Package managers are legion. Every programming language and operating system has its own solution, each with subtly different semantics for dependency resolution. This fragmentation prevents multilingual projects from expressing precise dependencies across language ecosystems; it leaves external system and hardware dependencies implicit and unversioned; it obscures security vulnerabilities that lie in the full dependency graph. We present the \textit{Package Calculus}, a formalism for dependency resolution that unifies the core semantics of diverse package managers. Through a series of formal reductions, we show how this core is expressive enough to model the diversity that real-world package managers employ in their dependency expression languages.
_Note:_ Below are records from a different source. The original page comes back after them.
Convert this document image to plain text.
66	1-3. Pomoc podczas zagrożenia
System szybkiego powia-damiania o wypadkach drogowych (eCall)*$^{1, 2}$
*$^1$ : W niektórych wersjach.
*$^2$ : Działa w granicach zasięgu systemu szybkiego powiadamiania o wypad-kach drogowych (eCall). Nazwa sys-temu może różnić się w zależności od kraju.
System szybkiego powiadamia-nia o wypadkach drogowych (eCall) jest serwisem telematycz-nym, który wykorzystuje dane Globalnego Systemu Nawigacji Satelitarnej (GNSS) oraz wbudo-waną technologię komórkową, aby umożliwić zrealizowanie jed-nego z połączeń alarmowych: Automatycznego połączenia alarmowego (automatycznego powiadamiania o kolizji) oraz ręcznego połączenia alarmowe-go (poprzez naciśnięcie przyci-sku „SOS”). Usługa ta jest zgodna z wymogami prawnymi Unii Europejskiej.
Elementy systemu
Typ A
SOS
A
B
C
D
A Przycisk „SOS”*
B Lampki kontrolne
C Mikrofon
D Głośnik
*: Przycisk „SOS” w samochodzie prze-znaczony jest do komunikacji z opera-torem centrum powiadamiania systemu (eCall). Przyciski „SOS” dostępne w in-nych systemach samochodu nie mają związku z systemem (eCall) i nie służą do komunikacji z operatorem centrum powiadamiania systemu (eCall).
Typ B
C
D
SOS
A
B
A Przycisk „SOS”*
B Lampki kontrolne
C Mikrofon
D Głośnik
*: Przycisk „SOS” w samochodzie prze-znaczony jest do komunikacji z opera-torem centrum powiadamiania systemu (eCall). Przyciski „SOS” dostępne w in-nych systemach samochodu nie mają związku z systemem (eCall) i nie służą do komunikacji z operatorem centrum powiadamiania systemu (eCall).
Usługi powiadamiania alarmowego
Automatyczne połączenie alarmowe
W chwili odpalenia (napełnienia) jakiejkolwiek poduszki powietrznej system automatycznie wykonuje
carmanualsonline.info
By using the Package Calculus as the intermediate representation of dependencies, we enable translation between distinct package managers and resolution across ecosystems.

翻译：包管理器种类繁多。每种编程语言和操作系统都拥有各自的解决方案，其依赖解析语义存在微妙差异。这种碎片化导致多语言项目无法跨语言生态表达精确依赖关系；使得外部系统与硬件依赖处于隐式且无版本状态；同时遮蔽了完整依赖图中潜在的安全漏洞。本文提出《包演算》——一种统一各类包管理器核心语义的依赖解析形式化模型。通过一系列形式化规约，我们证明该核心模型足以表达实际包管理器在依赖描述语言中采用的各种机制。将包演算作为依赖关系的中间表示，可实现不同包管理器间的相互转换及跨生态系统的依赖解析。